Antitrust Bureau approves Globtel GSM G1 service
The Antitrust Bureau ruled in favour of mobile telephony operator Globtel GSM on January 27 when it declared that Globtel's G1 service did not violate the monopoly status over voice communication currently enjoyed by the state-run Slovenské Telekomunikácie (ST).
"The strengthening of the competitive environment by providing a new service is in accordance with the rules of protecting economic competition," said Imrich Zwieb, head of the Antitrust Bureau.
Globtel GSM re-introduced its G1 service on January 21, enabling clients to make cheap calls abroad via the Internet, and arguing that the service is therefore not a voice service but a data service.
The bureau said that only Globtel GSM has applied for permission to provide such a service at the Telecom Ministry. Had other operators also applied for the service, the regulator would have acted in the same way. Therefore, no rules of equality in providing services on the relevant market were violated, the bureau said.
American Molex to sign project deal in Slovakia
Štefan Šulek, the director of project design company Hutný Projekt Košice, told the Košice-based Top Radio on January 28 that the US firm Molex intended to sign a contract with his company to construct an electrical engineering plant in Kechnec (near Košice). According to company representatives, the signing should have taken place by February 3.
Šulek said that construction should start in April with completion set for December. The plant in Kechnec will be built similar to the Molex production unit in Ireland, which produces connectors for cell phones. The new plant in eastern Slovakia is expected to create 600 jobs in the first phase, and 1,200 in the second phase. The US company plans to invest $70 million into the project.

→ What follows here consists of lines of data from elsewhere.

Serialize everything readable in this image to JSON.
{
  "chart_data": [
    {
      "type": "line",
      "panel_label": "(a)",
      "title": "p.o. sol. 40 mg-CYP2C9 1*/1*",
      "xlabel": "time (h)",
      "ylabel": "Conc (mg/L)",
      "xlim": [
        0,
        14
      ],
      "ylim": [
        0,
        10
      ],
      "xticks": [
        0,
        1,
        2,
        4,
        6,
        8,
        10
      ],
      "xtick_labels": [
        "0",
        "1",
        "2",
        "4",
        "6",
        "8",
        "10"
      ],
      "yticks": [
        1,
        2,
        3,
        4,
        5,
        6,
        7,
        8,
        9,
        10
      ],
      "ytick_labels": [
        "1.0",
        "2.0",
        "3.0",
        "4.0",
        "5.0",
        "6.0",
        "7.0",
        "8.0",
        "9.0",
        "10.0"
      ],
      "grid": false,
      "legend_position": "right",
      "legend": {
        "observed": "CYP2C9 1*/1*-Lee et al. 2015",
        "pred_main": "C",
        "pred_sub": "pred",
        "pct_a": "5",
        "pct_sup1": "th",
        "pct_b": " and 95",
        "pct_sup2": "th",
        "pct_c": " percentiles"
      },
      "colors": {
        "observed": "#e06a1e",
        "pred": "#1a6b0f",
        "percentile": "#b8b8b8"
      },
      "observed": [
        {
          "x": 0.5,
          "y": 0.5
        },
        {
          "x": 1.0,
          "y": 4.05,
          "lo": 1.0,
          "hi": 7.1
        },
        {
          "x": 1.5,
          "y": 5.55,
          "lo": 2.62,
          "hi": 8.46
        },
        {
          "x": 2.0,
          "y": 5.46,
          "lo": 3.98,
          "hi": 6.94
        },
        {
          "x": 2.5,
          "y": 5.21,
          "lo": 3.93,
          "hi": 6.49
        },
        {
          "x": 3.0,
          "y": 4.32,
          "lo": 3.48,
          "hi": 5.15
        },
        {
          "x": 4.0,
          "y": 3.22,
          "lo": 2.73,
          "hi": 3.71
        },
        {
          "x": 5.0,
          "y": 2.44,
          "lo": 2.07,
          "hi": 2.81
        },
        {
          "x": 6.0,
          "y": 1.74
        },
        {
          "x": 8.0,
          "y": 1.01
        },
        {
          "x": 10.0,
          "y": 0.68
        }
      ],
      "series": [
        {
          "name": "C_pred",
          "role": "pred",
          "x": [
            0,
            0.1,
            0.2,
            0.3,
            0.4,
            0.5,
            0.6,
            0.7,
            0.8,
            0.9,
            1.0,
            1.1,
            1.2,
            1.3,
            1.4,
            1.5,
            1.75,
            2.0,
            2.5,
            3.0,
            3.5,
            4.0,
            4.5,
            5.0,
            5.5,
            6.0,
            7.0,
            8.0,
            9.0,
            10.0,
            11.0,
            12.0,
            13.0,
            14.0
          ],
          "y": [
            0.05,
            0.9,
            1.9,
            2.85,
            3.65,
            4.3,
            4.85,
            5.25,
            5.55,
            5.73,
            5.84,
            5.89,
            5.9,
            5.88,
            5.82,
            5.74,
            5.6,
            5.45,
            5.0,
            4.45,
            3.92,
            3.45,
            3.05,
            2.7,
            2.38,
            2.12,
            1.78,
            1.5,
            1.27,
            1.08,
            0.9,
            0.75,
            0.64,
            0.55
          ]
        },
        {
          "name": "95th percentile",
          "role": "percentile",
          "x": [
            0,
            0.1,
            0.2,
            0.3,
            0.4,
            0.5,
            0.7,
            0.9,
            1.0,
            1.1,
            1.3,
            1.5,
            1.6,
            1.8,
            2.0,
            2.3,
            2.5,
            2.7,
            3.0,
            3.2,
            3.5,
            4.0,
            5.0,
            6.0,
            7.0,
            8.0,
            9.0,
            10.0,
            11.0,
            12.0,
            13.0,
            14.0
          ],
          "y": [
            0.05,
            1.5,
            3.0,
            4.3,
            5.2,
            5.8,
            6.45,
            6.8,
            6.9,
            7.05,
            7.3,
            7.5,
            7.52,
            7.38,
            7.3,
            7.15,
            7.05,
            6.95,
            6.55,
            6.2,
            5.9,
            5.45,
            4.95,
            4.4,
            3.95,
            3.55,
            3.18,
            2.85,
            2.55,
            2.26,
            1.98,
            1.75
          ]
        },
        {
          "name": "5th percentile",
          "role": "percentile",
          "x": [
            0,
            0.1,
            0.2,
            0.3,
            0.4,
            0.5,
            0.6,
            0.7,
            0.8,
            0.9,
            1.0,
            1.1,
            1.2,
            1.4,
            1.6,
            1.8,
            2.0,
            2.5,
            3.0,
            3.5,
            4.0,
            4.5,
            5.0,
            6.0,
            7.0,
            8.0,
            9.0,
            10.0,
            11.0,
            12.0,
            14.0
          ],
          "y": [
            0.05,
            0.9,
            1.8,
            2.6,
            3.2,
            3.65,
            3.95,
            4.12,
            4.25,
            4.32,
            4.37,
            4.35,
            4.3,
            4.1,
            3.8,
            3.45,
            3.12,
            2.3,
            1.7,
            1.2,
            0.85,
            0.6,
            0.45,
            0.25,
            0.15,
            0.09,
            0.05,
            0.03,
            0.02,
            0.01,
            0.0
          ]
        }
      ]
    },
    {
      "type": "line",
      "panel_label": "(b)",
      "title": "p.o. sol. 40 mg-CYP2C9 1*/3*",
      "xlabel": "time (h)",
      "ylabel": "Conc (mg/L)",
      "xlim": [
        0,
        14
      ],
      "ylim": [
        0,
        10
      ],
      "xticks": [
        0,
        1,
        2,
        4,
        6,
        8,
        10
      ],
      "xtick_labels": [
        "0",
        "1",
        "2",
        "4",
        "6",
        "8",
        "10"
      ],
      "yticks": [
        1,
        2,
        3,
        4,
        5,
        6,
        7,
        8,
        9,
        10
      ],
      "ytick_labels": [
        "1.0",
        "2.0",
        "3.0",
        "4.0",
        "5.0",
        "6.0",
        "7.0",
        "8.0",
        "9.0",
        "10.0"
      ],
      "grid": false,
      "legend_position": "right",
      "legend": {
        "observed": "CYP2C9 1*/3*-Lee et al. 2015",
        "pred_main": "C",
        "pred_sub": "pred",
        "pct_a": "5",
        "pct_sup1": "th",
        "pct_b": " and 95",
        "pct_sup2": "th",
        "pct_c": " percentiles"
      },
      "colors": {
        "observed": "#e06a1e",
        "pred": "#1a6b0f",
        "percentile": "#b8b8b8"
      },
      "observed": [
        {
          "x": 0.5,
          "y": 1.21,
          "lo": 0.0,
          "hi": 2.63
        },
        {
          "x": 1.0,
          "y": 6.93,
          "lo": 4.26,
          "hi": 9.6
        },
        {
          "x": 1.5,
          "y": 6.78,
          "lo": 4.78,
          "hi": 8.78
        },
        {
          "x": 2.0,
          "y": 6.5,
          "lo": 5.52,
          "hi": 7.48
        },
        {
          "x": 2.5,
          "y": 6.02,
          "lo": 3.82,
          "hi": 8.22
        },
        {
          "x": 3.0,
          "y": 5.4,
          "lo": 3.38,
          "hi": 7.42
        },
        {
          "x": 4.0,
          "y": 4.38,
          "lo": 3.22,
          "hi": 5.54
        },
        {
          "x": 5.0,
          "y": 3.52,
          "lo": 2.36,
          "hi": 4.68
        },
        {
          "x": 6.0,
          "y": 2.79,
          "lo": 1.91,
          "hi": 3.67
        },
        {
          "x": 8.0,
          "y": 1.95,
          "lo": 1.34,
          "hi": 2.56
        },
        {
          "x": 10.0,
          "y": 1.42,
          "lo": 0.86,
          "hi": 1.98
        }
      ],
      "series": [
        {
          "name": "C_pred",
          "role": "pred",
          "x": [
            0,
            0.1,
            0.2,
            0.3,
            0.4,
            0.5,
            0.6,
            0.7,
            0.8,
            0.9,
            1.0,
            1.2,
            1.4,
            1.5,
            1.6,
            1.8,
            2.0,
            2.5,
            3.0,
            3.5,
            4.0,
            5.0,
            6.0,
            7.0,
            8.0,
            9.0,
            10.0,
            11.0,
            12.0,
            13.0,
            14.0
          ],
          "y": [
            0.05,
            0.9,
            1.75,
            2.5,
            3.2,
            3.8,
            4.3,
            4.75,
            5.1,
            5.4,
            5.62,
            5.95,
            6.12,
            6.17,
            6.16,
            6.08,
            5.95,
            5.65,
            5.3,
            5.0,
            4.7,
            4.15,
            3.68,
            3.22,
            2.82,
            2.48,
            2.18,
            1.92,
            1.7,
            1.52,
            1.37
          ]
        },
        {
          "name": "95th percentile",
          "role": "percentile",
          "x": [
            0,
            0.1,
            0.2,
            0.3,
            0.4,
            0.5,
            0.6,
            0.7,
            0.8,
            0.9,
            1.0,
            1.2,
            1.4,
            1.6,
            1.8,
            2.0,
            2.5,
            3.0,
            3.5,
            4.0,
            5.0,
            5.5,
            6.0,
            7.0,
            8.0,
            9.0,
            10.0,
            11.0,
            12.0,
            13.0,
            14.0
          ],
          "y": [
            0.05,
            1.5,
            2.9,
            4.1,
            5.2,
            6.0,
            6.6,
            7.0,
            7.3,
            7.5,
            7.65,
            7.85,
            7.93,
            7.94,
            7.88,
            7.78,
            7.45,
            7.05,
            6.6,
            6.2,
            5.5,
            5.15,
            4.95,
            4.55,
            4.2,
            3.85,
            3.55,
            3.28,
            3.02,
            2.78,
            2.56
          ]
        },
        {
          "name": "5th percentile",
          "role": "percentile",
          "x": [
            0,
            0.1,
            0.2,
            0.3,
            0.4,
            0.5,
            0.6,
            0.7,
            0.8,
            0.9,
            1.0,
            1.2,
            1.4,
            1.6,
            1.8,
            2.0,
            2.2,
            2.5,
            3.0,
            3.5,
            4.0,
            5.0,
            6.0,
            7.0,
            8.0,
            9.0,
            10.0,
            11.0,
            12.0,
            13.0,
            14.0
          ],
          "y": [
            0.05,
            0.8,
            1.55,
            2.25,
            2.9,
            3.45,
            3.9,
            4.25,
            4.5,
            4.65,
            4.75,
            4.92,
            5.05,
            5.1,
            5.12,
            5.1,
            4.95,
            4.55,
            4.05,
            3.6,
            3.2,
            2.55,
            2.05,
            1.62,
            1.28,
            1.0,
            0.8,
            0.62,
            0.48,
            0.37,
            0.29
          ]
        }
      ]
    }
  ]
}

Rolls-Royce nixes cooperation with Slovak firm
Rolls Royce decided not to sign a contract on the certification of jet engines produced by Považské Strojárne Letecké Motory of northern Slovakia's Považská Bystrica (PSLM-engineering works). The letter of intent between the two firms expired on December 20, said Paul M. Kaye, Rolls-Royce's central European director on January 28.
Kaye said that high testing and licensing costs were the the main reasons Rolls Royce abandoned the agreement. However, the cloudy structure of PSLM shareholders also contributed to the decision. On October 8, 1999, Rolls-Royce and PSLM signed a letter of intent on exclusivity in the development of the DV-2S air engine. The two companies planned to sign a definitive contract in early 2000.